The depot should be across the road. The zebra-crossing in front of him ran out halfway across the road, but he knew the bus station would be about fifty yards to the right of it. The crossing often helped him to get his bus out into the busy street for the flow of traffic often had to stop to allow people to cross.
He started forward, keeping a wary eye out for any approaching traffic and using the black and white stripes as a guide to the other side. His head ached, from eye strain he thought, from squinting into the fog, trying to catch glimpses of familiar sights. At least the roads should be clearer today. He giggled, not knowing why he did, and was still giggling when he reached the opposite pavement. He turned right, keeping close
to the shops on his left, using them as a guide.
Soon he reached the garage and turned into it, an occasional giggle jerking his body. He didn’t ask himself why the depot was empty, why there was no inspector to check him out, why there were no cleaners preparing to leave, why there was no crewmate waiting impatiently for him. He asked himself no questions.
He just climbed up into his cabin, still grinning, occasionally giggling, and started his engine. Then he moved the bus slowly forward and out of the depot.

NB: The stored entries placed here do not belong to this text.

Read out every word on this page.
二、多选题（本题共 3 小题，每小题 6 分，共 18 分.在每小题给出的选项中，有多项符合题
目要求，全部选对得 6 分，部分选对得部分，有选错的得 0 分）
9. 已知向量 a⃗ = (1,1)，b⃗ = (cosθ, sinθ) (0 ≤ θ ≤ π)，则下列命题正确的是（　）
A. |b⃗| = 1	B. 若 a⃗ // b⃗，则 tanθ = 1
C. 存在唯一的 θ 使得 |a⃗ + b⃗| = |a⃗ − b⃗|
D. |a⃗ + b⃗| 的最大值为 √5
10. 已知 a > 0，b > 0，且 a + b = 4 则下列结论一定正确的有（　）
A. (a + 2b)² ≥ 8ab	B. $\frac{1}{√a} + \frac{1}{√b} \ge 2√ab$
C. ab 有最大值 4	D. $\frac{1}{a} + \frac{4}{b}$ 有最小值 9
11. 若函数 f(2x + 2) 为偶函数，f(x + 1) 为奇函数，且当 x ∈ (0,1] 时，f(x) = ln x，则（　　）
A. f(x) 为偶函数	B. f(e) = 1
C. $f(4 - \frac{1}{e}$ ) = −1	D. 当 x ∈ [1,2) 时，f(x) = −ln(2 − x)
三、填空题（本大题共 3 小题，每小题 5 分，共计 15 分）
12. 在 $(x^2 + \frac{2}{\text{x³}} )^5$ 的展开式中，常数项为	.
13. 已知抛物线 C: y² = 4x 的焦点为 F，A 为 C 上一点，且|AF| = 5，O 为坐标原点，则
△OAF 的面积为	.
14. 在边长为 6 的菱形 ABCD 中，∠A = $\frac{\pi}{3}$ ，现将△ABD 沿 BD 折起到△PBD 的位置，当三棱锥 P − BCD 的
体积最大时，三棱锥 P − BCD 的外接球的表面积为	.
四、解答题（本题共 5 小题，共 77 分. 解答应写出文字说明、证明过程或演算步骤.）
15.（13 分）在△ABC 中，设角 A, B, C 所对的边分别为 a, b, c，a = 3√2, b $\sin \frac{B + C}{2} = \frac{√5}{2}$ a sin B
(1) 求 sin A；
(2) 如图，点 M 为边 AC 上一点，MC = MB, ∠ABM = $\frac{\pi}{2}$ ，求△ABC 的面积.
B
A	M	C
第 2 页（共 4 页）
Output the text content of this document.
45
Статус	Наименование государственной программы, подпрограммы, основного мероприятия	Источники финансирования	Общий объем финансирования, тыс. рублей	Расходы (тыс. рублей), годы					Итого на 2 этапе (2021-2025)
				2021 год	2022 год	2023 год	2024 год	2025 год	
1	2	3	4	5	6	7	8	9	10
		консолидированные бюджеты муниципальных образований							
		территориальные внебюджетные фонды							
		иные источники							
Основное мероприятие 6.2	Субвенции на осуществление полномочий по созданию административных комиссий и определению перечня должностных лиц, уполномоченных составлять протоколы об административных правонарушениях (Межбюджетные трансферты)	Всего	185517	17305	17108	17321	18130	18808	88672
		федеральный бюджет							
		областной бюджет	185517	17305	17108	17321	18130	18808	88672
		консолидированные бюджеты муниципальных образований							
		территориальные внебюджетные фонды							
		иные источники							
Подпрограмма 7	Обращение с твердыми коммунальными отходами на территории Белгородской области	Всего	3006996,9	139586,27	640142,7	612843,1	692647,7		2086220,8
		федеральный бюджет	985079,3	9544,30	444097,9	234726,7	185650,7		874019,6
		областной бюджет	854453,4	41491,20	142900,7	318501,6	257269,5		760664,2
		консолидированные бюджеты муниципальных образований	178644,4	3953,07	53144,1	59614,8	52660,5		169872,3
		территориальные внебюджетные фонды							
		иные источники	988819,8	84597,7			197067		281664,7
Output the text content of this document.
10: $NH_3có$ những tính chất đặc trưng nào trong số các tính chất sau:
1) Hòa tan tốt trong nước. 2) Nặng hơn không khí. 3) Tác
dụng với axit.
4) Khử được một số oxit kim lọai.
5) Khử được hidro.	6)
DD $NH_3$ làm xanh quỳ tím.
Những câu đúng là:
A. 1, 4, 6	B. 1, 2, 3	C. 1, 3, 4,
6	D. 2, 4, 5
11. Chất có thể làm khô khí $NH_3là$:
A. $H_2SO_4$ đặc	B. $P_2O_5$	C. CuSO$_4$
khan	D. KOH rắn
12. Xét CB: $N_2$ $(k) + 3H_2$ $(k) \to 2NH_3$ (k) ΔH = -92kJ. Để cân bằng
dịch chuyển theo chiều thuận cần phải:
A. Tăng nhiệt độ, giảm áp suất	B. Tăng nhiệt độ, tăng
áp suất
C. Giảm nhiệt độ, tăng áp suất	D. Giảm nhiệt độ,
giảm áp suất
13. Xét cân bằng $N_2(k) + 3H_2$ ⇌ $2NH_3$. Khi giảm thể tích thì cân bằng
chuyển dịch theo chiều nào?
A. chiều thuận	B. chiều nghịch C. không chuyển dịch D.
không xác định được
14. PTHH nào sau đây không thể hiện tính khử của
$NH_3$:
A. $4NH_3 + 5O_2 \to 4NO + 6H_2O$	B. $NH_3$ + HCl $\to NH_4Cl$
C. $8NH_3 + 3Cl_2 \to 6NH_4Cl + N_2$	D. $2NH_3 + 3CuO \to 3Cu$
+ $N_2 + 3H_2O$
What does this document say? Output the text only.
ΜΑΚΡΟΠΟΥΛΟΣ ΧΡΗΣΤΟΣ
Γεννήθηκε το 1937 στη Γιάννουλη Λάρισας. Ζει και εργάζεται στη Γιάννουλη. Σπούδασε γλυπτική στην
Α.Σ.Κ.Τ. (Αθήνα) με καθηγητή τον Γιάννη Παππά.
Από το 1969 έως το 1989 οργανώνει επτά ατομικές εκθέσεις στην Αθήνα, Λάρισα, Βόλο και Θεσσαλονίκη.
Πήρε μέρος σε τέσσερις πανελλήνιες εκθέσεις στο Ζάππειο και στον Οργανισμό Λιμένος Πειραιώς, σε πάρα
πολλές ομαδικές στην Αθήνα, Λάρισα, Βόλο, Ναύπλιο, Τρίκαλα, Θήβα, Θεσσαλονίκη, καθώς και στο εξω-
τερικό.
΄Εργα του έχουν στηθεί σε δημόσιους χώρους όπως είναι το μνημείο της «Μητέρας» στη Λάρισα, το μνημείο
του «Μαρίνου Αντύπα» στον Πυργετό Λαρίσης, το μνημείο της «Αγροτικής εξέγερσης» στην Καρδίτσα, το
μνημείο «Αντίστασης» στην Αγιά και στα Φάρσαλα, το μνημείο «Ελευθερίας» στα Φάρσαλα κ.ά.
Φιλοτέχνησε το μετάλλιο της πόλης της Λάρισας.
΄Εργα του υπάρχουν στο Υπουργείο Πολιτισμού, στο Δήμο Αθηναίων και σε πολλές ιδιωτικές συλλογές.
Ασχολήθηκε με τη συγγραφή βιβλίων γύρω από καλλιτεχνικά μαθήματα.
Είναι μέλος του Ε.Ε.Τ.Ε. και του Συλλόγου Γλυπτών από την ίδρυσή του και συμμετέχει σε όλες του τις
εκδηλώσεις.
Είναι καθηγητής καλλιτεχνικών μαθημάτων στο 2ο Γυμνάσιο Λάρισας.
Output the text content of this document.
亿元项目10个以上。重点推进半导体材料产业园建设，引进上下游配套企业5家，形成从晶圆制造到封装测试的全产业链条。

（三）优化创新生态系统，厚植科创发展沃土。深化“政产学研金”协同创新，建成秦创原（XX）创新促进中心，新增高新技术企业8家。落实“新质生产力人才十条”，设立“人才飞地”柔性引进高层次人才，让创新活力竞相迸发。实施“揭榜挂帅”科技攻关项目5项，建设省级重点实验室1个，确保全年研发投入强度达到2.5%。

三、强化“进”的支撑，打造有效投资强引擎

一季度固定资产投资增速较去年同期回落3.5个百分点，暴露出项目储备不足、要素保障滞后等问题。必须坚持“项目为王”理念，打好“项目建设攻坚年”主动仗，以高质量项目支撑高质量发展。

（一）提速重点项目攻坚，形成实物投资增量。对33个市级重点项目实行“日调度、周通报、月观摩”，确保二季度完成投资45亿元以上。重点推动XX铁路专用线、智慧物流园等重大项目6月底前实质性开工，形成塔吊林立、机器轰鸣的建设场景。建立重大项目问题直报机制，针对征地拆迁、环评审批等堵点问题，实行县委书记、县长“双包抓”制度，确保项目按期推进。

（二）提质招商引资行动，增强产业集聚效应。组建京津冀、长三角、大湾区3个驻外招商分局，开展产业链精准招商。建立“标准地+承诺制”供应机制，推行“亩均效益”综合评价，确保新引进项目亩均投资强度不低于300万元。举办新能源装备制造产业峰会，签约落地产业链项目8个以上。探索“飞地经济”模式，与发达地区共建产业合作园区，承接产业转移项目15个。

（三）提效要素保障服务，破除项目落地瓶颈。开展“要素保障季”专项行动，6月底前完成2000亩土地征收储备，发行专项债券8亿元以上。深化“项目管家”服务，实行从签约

Throughout London, people were waking to discover the yellow-grey fog surrounding their homes, some realizing its meaning, some not; many already too insane to care. Thousands had fled during the night, fortunate to have heard the warnings of the loudspeakers or the radio broadcasts. Those had, in turn, informed relatives, friends or loved ones, either by telephone (which, because of the chaos, was the least reliable) or by hurried visits.
But it was a big city, and the thousands who had time to flee were a small proportion compared to the millions who received no warning at all. The huge beacons were lit, but the rolling fog swept right over them, rising from the heat, but immediately descending once it was cleared.
The panic of the night before was nothing compared to the tragic and bizarre pandemonium that was to follow during the ensuing day.
19
Holman steered the Devastation Vehicle cautiously up the ramp out into the fog and away from the huge underground shelter. A man called Mason, gross and misshapen because of his protective clothing, sat in the seat next to him peering through the small, heavy lead-reinforced window, his face intense with concentration.
‘It doesn’t seem to be quite as thick as it was,’ said Holman, still looking directly ahead.
‘It’s probably settled in the London basin and now it’s spreading out a bit,’ Mason replied.
Holman nodded; it seemed logical. London was in a dip, a saucer-shaped bowl, surrounded by hills. The fog would have drifted into it and come to rest at its base, then sprawled out, filling the town. Its probable way out, unless there was a strong wind, was east along the Thames, through the flat country of Essex.